What made this moment remarkable was how the market had actually held up during the crisis. When the strait closed in March, it erased a fifth of the world's oil supply overnight. But the damage had been contained through a combination of desperation and ingenuity. Gulf producers rerouted about 5 million barrels daily through pipelines to alternative export terminals. The U.S. military, according to Trump, had been quietly moving millions more barrels through the strait using unmarked tankers—so-called dark tankers that slipped past detection to transfer cargo to waiting vessels in the Gulf of Oman. The International Energy Agency released emergency reserves at a rate of 2.5 million barrels a day. And demand itself had collapsed: China cut imports by roughly 4 million barrels daily, drawing instead on its record stockpiles and abandoning the aggressive buying that had characterized recent years. Refineries across Asia throttled back production. Globally, demand fell by between 3 and 4 million barrels a day.

Yet the reprieve would be temporary. Tony Sycamore, an analyst at IG, cautioned on Monday that the road ahead was far more complicated than the market's initial euphoria suggested. Nuclear negotiations were notoriously thorny. "It's hard to see crude falling much further from here in the near term," he said. Other analysts warned that even if the strait reopened promptly, the northern hemisphere summer would bring a surge in energy demand just as global inventories sank to dangerous lows. Rystad Energy, a influential consulting firm, sketched out a more sobering timeline: a June peace deal might lead to a phased reopening beginning in mid-July, but full recovery would drag into early 2027. The firm estimated that by October, about 85 percent of lost volumes would be restored. The remainder—chiefly from mature fields in Iraq and Kuwait—would trickle back through January. Even under this relatively optimistic scenario, cumulative supply losses would reach nearly 2 billion barrels by year-end, a staggering figure that underscored how deep the wound had been.

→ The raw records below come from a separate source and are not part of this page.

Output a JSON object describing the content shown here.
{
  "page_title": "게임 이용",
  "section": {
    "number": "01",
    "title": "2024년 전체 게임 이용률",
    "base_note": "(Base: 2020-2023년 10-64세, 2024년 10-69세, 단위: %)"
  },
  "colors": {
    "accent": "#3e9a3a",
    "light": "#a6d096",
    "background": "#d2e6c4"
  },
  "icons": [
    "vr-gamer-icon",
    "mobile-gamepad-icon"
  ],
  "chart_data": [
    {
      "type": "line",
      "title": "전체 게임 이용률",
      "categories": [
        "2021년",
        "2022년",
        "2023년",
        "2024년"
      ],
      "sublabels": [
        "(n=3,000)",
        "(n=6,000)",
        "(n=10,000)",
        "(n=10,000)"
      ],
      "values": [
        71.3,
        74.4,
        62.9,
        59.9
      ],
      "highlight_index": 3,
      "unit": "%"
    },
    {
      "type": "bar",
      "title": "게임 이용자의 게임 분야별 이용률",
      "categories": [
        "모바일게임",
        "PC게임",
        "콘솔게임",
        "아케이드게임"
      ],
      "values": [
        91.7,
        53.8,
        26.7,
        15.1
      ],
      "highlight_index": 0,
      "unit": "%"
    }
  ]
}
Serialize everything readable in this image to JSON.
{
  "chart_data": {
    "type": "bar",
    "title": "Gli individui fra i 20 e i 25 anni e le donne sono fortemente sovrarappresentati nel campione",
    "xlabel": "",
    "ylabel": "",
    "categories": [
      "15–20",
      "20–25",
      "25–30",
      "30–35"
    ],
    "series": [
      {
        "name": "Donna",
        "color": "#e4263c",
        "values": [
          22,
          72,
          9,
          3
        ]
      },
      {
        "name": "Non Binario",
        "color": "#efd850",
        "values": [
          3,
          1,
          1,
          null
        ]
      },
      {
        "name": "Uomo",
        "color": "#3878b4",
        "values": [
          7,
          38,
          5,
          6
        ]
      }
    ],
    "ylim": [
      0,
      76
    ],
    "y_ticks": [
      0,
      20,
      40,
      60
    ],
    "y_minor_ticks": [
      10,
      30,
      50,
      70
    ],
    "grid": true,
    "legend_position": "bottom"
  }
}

The market had priced in hope on Monday morning. But beneath that hope lay a harder reality: the crisis was far from over, and the negotiations that would determine when and how the strait reopened were only beginning.

It's hard to see crude falling much further from here in the near term
— Tony Sycamore, analyst at IG
Around 85% of lost volumes are expected to be restored by October, with remaining recovery extending into January 2027
— Rystad Energy
La Conversación del Hearth Otra perspectiva de la historia
Inventor

Why did oil prices fall so sharply if the deal isn't even finalized yet?

Model

Because markets trade on expectations, not certainties. The moment there's credible hope that 20 million barrels a day could flow again, traders start repositioning. The price reflects what they think will happen, not what has happened.

Inventor

But you said the details are unclear. Couldn't the deal fall apart?

Model

Absolutely. That's why analysts are warning the price might not fall much further. The market has already priced in the optimistic scenario. If negotiations stall over nuclear issues or sanctions, we could see prices climb again.

Inventor

How did the world even survive losing a fifth of its oil supply?

Model

Desperation breeds creativity. Rerouting through pipelines, emergency reserves, military tankers moving oil in the dark, China drawing down its stockpiles instead of buying more. And demand just collapsed—refineries shut down, countries cut consumption. It was painful, but it worked.

Inventor

So the crisis is over?

Model

Not yet. Even if the strait opens in July, full recovery takes until January 2027. Summer demand will surge. Inventories are dangerously low. The deal is the beginning of the end, not the end itself.

Inventor

What happens if the negotiations fail?

Model

Then we're back where we started—the strait stays closed, prices spike, and the world scrambles to find oil elsewhere. The market's relief is conditional on a deal holding.